Home Market Market Watch Seed Consultant 3/8/2013 Weekly Comment with Gary Wilhemy

Seed Consultant 3/8/2013 Weekly Comment with Gary Wilhemy


236,000 jobs added in February and unemployment is at 7.7%. Economists, generally feel that government finagling distorts the report 2% or more. The Dow hits another new high up 75 at the open and then fades by 9:00 AM CST. S&P hit 1551 or above resistance and NASDAQ went to a 12 year high. Equities were acting a bit fatigued and concerned about the approaching continuing resolution, delaying the debt day of reckoning. The equity markets have been in part driven by money coming out of commodities and low interest bonds. The Fed’s printing of money and aggressive government spending has been cracking the whip.
Chinese economic data has been mixed as they attempt to drive growth while restraining inflation. The dilemma for the Chinese is that their hybrid form of government has never had to deal with such issues, and they learned their economic techniques from us, and we are policy challenged.
Europe’s problems have been crowed off the front page, but are no closer to solution.
The sequester, is beginning to chew away at our economy and military, and as AG secretary Vilsack has stated the cuts can be deep for farmers and ranchers. When the only solution we can come up is pulling our own teeth, well that really hurts.
The supply-demand report was released at 11 AM CST, right in the middle of the session, which seams perilous for such a volatile market environment. The trade has been lighter as funds are transferred to the strong equity markets, but that also enhances the risk of violent reaction. Corn and wheat came into the report heavily short, while soybeans are range bound. Best guesses project little in the way of change in carry over’s and that is normal for this period in time. South American soybeans are estimated at 52 MT in Argentina and 83 MT in Brazil, or adequate in summation.
At the end of March the acreage and stocks report will we out. Prospective plantings are just that, and the salient point is what the weather will allow. The Quarterly Stocks in all Positions is the prime calibration of domestic usage. A couple things to be mindful of are, diminished feed and ethanol consumption, and export sales have been quite poor in corn, fair in wheat and strong in soybeans, led by China. February, Chinese soybean imports, however, sagged as they attempted to increase domestic prices.

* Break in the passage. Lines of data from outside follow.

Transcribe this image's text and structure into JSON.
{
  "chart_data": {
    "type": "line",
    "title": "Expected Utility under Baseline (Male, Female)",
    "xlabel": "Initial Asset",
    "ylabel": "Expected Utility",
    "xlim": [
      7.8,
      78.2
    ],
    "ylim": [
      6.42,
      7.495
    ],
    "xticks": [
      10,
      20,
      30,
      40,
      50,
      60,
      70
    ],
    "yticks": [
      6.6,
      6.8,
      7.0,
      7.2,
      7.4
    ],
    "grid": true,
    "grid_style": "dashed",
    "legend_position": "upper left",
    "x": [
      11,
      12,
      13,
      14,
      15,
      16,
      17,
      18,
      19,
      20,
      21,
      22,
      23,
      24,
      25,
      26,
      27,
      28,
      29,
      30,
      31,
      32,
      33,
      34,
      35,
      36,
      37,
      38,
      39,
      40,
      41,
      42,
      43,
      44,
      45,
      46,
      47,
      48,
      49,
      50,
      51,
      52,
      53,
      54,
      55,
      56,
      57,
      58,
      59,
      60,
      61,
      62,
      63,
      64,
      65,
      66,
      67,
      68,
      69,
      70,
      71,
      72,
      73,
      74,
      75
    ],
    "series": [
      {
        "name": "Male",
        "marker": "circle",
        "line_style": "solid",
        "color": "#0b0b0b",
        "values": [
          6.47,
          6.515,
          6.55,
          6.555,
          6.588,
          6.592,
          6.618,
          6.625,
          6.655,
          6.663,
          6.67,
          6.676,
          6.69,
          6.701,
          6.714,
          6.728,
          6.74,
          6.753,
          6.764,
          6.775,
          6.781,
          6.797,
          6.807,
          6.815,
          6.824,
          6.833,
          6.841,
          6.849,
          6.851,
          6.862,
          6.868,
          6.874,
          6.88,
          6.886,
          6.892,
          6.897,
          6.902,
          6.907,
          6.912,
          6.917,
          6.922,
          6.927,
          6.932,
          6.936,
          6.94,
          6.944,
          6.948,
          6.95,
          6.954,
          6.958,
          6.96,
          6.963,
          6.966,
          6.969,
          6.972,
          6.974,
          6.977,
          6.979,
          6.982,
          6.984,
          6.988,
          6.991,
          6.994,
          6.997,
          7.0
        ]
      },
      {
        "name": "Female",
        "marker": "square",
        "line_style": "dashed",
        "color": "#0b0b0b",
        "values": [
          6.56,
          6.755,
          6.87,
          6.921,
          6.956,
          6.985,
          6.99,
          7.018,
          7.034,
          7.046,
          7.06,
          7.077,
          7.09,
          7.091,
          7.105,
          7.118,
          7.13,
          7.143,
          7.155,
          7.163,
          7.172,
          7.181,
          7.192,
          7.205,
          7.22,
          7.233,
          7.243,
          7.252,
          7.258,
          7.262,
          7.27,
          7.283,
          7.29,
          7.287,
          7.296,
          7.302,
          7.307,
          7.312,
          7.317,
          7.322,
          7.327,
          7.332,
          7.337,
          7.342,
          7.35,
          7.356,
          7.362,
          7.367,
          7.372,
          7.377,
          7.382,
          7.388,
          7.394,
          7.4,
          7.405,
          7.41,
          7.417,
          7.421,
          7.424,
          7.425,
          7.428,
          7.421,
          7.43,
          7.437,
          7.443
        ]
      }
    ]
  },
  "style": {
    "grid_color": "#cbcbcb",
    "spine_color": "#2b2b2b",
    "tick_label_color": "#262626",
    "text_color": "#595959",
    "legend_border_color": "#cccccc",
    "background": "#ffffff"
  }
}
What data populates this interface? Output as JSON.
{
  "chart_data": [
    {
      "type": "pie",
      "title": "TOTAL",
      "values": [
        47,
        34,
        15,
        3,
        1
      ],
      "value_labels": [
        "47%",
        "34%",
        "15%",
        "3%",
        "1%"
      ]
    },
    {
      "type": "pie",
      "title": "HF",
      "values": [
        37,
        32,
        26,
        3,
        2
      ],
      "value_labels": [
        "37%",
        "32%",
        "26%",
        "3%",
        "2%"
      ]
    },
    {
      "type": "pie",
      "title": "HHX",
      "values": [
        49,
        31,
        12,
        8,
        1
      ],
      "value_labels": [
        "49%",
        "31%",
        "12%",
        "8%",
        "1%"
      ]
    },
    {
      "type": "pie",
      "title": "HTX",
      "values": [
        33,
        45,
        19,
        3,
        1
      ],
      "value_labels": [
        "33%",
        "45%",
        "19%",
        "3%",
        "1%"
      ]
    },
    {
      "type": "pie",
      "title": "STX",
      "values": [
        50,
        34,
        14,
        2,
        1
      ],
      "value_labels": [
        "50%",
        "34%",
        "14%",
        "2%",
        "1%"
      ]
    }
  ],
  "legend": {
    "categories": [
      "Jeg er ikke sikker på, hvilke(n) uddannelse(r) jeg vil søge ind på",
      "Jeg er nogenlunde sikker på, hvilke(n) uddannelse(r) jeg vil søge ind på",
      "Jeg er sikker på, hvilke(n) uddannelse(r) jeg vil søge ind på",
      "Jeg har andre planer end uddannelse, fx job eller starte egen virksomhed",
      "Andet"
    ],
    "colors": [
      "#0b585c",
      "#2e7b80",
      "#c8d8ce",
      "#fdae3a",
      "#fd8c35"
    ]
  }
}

The meat markets have been brutalized by the clever driving hogs down to a RSI of 10. A short covering rally occurred out of that depressed position, but fundamentals remain troubled. Early Friday hogs slide back down and so did the cattle. Pork cut out fell $2.50 in the last week. Boxed beef jumped $10, but cash was unchanged and that is unusual. Cattle futures continued to struggle near their lows. Pastures have improved in the southwest and southeast. The big winter storm put a short term hole in development and transportation in cattle.
The S/D report was unchanged in corn and soybeans with wheat carry over 25 m lower. Market action was mild in the grains, but May soybeans sold off about 13 cents, initially as South American production was verified at record levels. Corn exports were lowered by 75 m bushels and expanded competition in wheat was recognized.